The charges were filed after evidence of abuse was uncovered by a BBC Panorama investigation, broadcast in May 2011. Secret filming showed a culture in which residents were routinely taunted, kicked, slapped and pinned down by staff members.

At the sentencing hearing at Bristol Crown Court, Judge Neil Ford QC said there was a “culture of cruelty” at the care home, no attempt was made to provide a caring environment and if the abuse had not been uncovered by the BBC, it would have continued.

Judge Ford added that the Castlebeck-run Winterbourne View had been “run with a scandalous lack of regard to patients and staff”.

Ringleader Wayne Rogers was jailed for 2 years after admitting 9 charges of ill treatment.

Others jailed were Alison Dove and Graham Doyle, who both received 20-month sentences for 7 counts of abuse.

Holly Draper was jailed for a year after pleading guilty to 2 charges of abuse.

Finally, nurses Sookalingum Appoo and Kelvin Fore were each jailed for 6 months for wilfully neglecting patients.

Those given suspended sentences were:
• Daniel Brake and Michael Ezenagu, who both pleaded guilty to 2 charges of abuse and were given a 6 month sentence suspended for two years and ordered to carry out 200 hours of unpaid work
• Michael Ezenagu also admitted 2 charges of abuse and was also given a
• Charlotte Cotterell pleaded guilty to 1 charge of abuse and was given a 4 month sentence suspended for 2 years. Cotterell was also ordered to do 150 hours of unpaid work and complete 12 months supervision
• Neil Ferguson admitted 1 count of abuse and was given a 6-month jail term suspended for two years and ordered to carry out 200 hours of unpaid work
• Jason Gardiner admitted two charges of abuse and was given a 4 month sentence suspended for 2 years and ordered to carry out 200 hours of unpaid work.

Learning disability charities Mencap and The Challenging Behaviour Foundation issued a joint response welcoming the sentencing, saying that is sends a clear message that the abuse of vulnerable people with a learning disability will not be tolerated.

“This must never happen again.

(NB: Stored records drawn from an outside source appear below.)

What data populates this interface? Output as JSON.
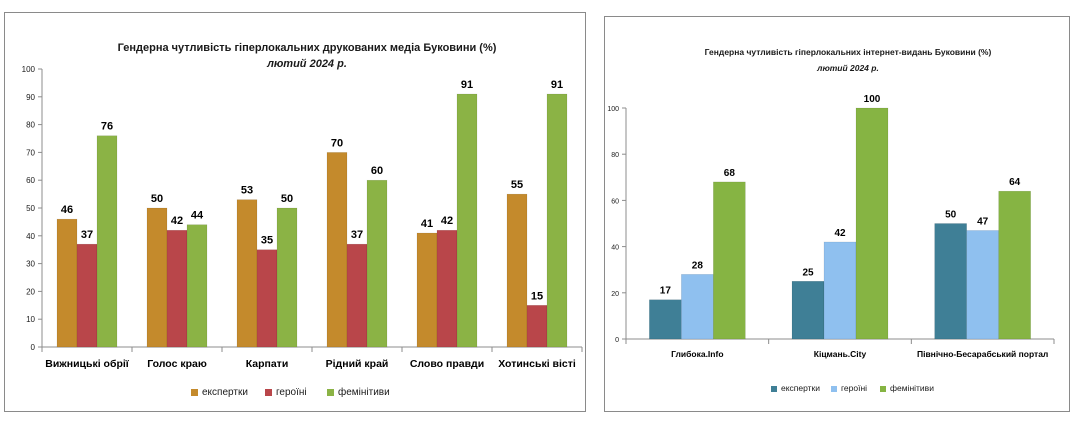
{
  "chart_data": [
    {
      "type": "bar",
      "title": "Гендерна чутливість гіперлокальних друкованих медіа Буковини (%)",
      "subtitle": "лютий 2024 р.",
      "categories": [
        "Вижницькі обрії",
        "Голос краю",
        "Карпати",
        "Рідний край",
        "Слово правди",
        "Хотинські вісті"
      ],
      "series": [
        {
          "name": "експертки",
          "color": "#c48a2c",
          "values": [
            46,
            50,
            53,
            70,
            41,
            55
          ]
        },
        {
          "name": "героїні",
          "color": "#b9464a",
          "values": [
            37,
            42,
            35,
            37,
            42,
            15
          ]
        },
        {
          "name": "фемінітиви",
          "color": "#8bb345",
          "values": [
            76,
            44,
            50,
            60,
            91,
            91
          ]
        }
      ],
      "ylim": [
        0,
        100
      ],
      "yticks": [
        0,
        10,
        20,
        30,
        40,
        50,
        60,
        70,
        80,
        90,
        100
      ],
      "grid": false,
      "legend": "bottom",
      "xlabel": "",
      "ylabel": ""
    },
    {
      "type": "bar",
      "title": "Гендерна чутливість гіперлокальних інтернет-видань Буковини (%)",
      "subtitle": "лютий 2024 р.",
      "categories": [
        "Глибока.Info",
        "Кіцмань.City",
        "Північно-Бесарабський портал"
      ],
      "series": [
        {
          "name": "експертки",
          "color": "#3f7f96",
          "values": [
            17,
            25,
            50
          ]
        },
        {
          "name": "героїні",
          "color": "#8fc0ef",
          "values": [
            28,
            42,
            47
          ]
        },
        {
          "name": "фемінітиви",
          "color": "#86b443",
          "values": [
            68,
            100,
            64
          ]
        }
      ],
      "ylim": [
        0,
        100
      ],
      "yticks": [
        0,
        20,
        40,
        60,
        80,
        100
      ],
      "grid": false,
      "legend": "bottom",
      "xlabel": "",
      "ylabel": ""
    }
  ]
}
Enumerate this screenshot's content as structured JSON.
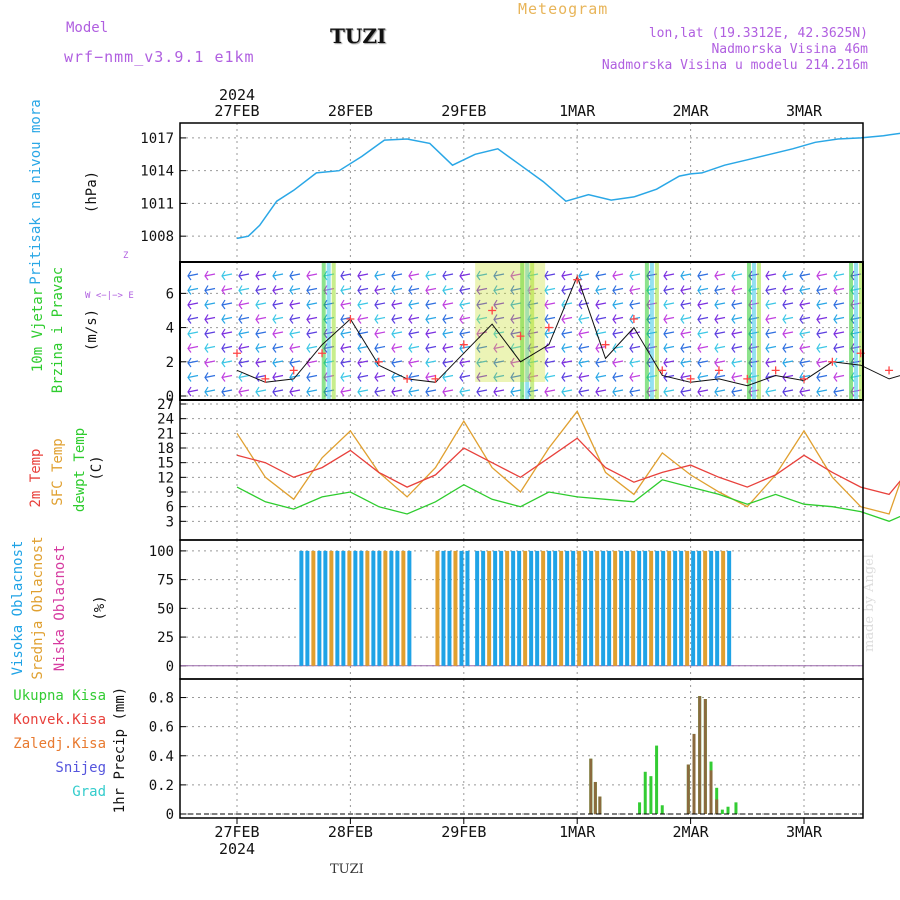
{
  "header": {
    "model_label": "Model",
    "model_version": "wrf−nmm_v3.9.1  e1km",
    "title": "TUZI",
    "meteogram": "Meteogram",
    "lonlat": "lon,lat (19.3312E, 42.3625N)",
    "altitude": "Nadmorska Visina 46m",
    "model_altitude": "Nadmorska Visina u modelu 214.216m"
  },
  "footer": {
    "station": "TUZI",
    "watermark": "made by Angel"
  },
  "colors": {
    "pressure": "#2aa7e6",
    "t2m": "#e8413c",
    "sfc": "#e0a030",
    "dewpt": "#2ecc2e",
    "high_cloud": "#1fa3e6",
    "mid_cloud": "#e0a030",
    "low_cloud": "#d63aa0",
    "total_precip": "#33cc33",
    "conv_precip": "#8b6a3e",
    "wind_speed": "#111111",
    "wind_gust": "#ff4444"
  },
  "axis": {
    "top_year": "2024",
    "bottom_year": "2024",
    "dates": [
      "27FEB",
      "28FEB",
      "29FEB",
      "1MAR",
      "2MAR",
      "3MAR"
    ]
  },
  "chart_data": [
    {
      "type": "line",
      "panel": "pressure",
      "ylabel_main": "Pritisak na nivou mora",
      "ylabel_unit": "(hPa)",
      "ylim": [
        1006,
        1018
      ],
      "yticks": [
        1008,
        1011,
        1014,
        1017
      ],
      "grid": true,
      "x_days": [
        0,
        0.1,
        0.2,
        0.35,
        0.5,
        0.7,
        0.9,
        1.1,
        1.3,
        1.5,
        1.7,
        1.9,
        2.1,
        2.3,
        2.5,
        2.7,
        2.9,
        3.1,
        3.3,
        3.5,
        3.7,
        3.9,
        4.0,
        4.1,
        4.3,
        4.5,
        4.7,
        4.9,
        5.1,
        5.3,
        5.5,
        5.7,
        5.9,
        6.0
      ],
      "series": [
        {
          "values": [
            1007.8,
            1008.0,
            1009.0,
            1011.2,
            1012.2,
            1013.8,
            1014.0,
            1015.3,
            1016.8,
            1016.9,
            1016.5,
            1014.5,
            1015.5,
            1016.0,
            1014.5,
            1013.0,
            1011.2,
            1011.8,
            1011.3,
            1011.6,
            1012.3,
            1013.5,
            1013.7,
            1013.8,
            1014.5,
            1015.0,
            1015.5,
            1016.0,
            1016.6,
            1016.9,
            1017.0,
            1017.2,
            1017.5,
            1016.5
          ]
        }
      ]
    },
    {
      "type": "line",
      "panel": "wind",
      "ylabel_main": "10m Vjetar",
      "ylabel_sub": "Brzina i Pravac",
      "ylabel_unit": "(m/s)",
      "compass": "Z",
      "compass_arrow": "W <−|−> E",
      "ylim": [
        0,
        7.6
      ],
      "yticks": [
        0,
        2,
        4,
        6
      ],
      "grid": true,
      "x_days": [
        0,
        0.25,
        0.5,
        0.75,
        1.0,
        1.25,
        1.5,
        1.75,
        2.0,
        2.25,
        2.5,
        2.75,
        3.0,
        3.25,
        3.5,
        3.75,
        4.0,
        4.25,
        4.5,
        4.75,
        5.0,
        5.25,
        5.5,
        5.75,
        6.0
      ],
      "series": [
        {
          "name": "speed",
          "values": [
            1.5,
            0.8,
            1.0,
            3.0,
            4.5,
            1.8,
            1.0,
            0.8,
            2.5,
            4.2,
            2.0,
            3.0,
            7.0,
            2.2,
            4.0,
            1.2,
            0.8,
            1.0,
            0.6,
            1.2,
            0.9,
            2.0,
            1.8,
            1.0,
            1.5
          ]
        },
        {
          "name": "gust",
          "values": [
            2.5,
            1.0,
            1.5,
            2.5,
            4.5,
            2.0,
            1.0,
            1.0,
            3.0,
            5.0,
            3.5,
            4.0,
            6.8,
            3.0,
            4.5,
            1.5,
            1.0,
            1.5,
            1.0,
            1.5,
            1.0,
            2.0,
            2.5,
            1.5,
            2.0
          ]
        }
      ]
    },
    {
      "type": "line",
      "panel": "temperature",
      "ylabel_t2m": "2m Temp",
      "ylabel_sfc": "SFC Temp",
      "ylabel_dew": "dewpt Temp",
      "ylabel_unit": "(C)",
      "ylim": [
        0,
        27
      ],
      "yticks": [
        3,
        6,
        9,
        12,
        15,
        18,
        21,
        24,
        27
      ],
      "grid": true,
      "x_days": [
        0,
        0.25,
        0.5,
        0.75,
        1.0,
        1.25,
        1.5,
        1.75,
        2.0,
        2.25,
        2.5,
        2.75,
        3.0,
        3.25,
        3.5,
        3.75,
        4.0,
        4.25,
        4.5,
        4.75,
        5.0,
        5.25,
        5.5,
        5.75,
        6.0
      ],
      "series": [
        {
          "name": "2m Temp",
          "values": [
            16.5,
            15.0,
            12.0,
            14.0,
            17.5,
            13.0,
            10.0,
            12.5,
            18.0,
            15.0,
            12.0,
            16.0,
            20.0,
            14.0,
            11.0,
            13.0,
            14.5,
            12.0,
            10.0,
            12.5,
            16.5,
            13.0,
            10.0,
            8.5,
            15.5
          ]
        },
        {
          "name": "SFC Temp",
          "values": [
            21.0,
            12.0,
            7.5,
            16.0,
            21.5,
            13.0,
            8.0,
            14.0,
            23.5,
            14.0,
            9.0,
            18.0,
            25.5,
            13.0,
            8.5,
            17.0,
            12.5,
            9.0,
            6.0,
            12.5,
            21.5,
            12.0,
            6.0,
            4.5,
            21.0
          ]
        },
        {
          "name": "dewpt Temp",
          "values": [
            10.0,
            7.0,
            5.5,
            8.0,
            9.0,
            6.0,
            4.5,
            7.0,
            10.5,
            7.5,
            6.0,
            9.0,
            8.0,
            7.5,
            7.0,
            11.5,
            10.0,
            8.5,
            6.5,
            8.5,
            6.5,
            6.0,
            5.0,
            3.0,
            5.5
          ]
        }
      ]
    },
    {
      "type": "bar",
      "panel": "clouds",
      "ylabel_high": "Visoka Oblacnost",
      "ylabel_mid": "Srednja Oblacnost",
      "ylabel_low": "Niska Oblacnost",
      "ylabel_unit": "(%)",
      "ylim": [
        -8,
        106
      ],
      "yticks": [
        0,
        25,
        50,
        75,
        100
      ],
      "grid": true,
      "segments": [
        {
          "start_day": 0.55,
          "end_day": 1.55,
          "value": 100
        },
        {
          "start_day": 1.75,
          "end_day": 2.05,
          "value": 100
        },
        {
          "start_day": 2.1,
          "end_day": 4.35,
          "value": 100
        }
      ]
    },
    {
      "type": "bar",
      "panel": "precipitation",
      "legend": [
        "Ukupna  Kisa",
        "Konvek.Kisa",
        "Zaledj.Kisa",
        "Snijeg",
        "Grad"
      ],
      "ylabel_unit": "1hr Precip (mm)",
      "ylim": [
        0,
        0.9
      ],
      "yticks": [
        0,
        0.2,
        0.4,
        0.6,
        0.8
      ],
      "grid": true,
      "bars": [
        {
          "x_day": 3.12,
          "total": 0.38,
          "conv": 0.38
        },
        {
          "x_day": 3.16,
          "total": 0.22,
          "conv": 0.22
        },
        {
          "x_day": 3.2,
          "total": 0.12,
          "conv": 0.12
        },
        {
          "x_day": 3.55,
          "total": 0.08,
          "conv": 0
        },
        {
          "x_day": 3.6,
          "total": 0.29,
          "conv": 0
        },
        {
          "x_day": 3.65,
          "total": 0.26,
          "conv": 0
        },
        {
          "x_day": 3.7,
          "total": 0.47,
          "conv": 0
        },
        {
          "x_day": 3.75,
          "total": 0.06,
          "conv": 0
        },
        {
          "x_day": 3.98,
          "total": 0.34,
          "conv": 0.34
        },
        {
          "x_day": 4.03,
          "total": 0.55,
          "conv": 0.55
        },
        {
          "x_day": 4.08,
          "total": 0.81,
          "conv": 0.81
        },
        {
          "x_day": 4.13,
          "total": 0.79,
          "conv": 0.79
        },
        {
          "x_day": 4.18,
          "total": 0.36,
          "conv": 0.3
        },
        {
          "x_day": 4.23,
          "total": 0.18,
          "conv": 0.1
        },
        {
          "x_day": 4.28,
          "total": 0.03,
          "conv": 0
        },
        {
          "x_day": 4.33,
          "total": 0.05,
          "conv": 0
        },
        {
          "x_day": 4.4,
          "total": 0.08,
          "conv": 0
        }
      ]
    }
  ]
}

Yet it is clear that the system is failing people with a learning disability, who are being sent away to institutions often hundreds of miles from home, where they remain for years, at increased risk of abuse and neglect,” the statement added.

Mencap and The Challenging Behaviour Foundation are calling on the Government to drive through the closure of these institutions, and commit to developing local services so people with learning disabilities can live near their families in their local communities.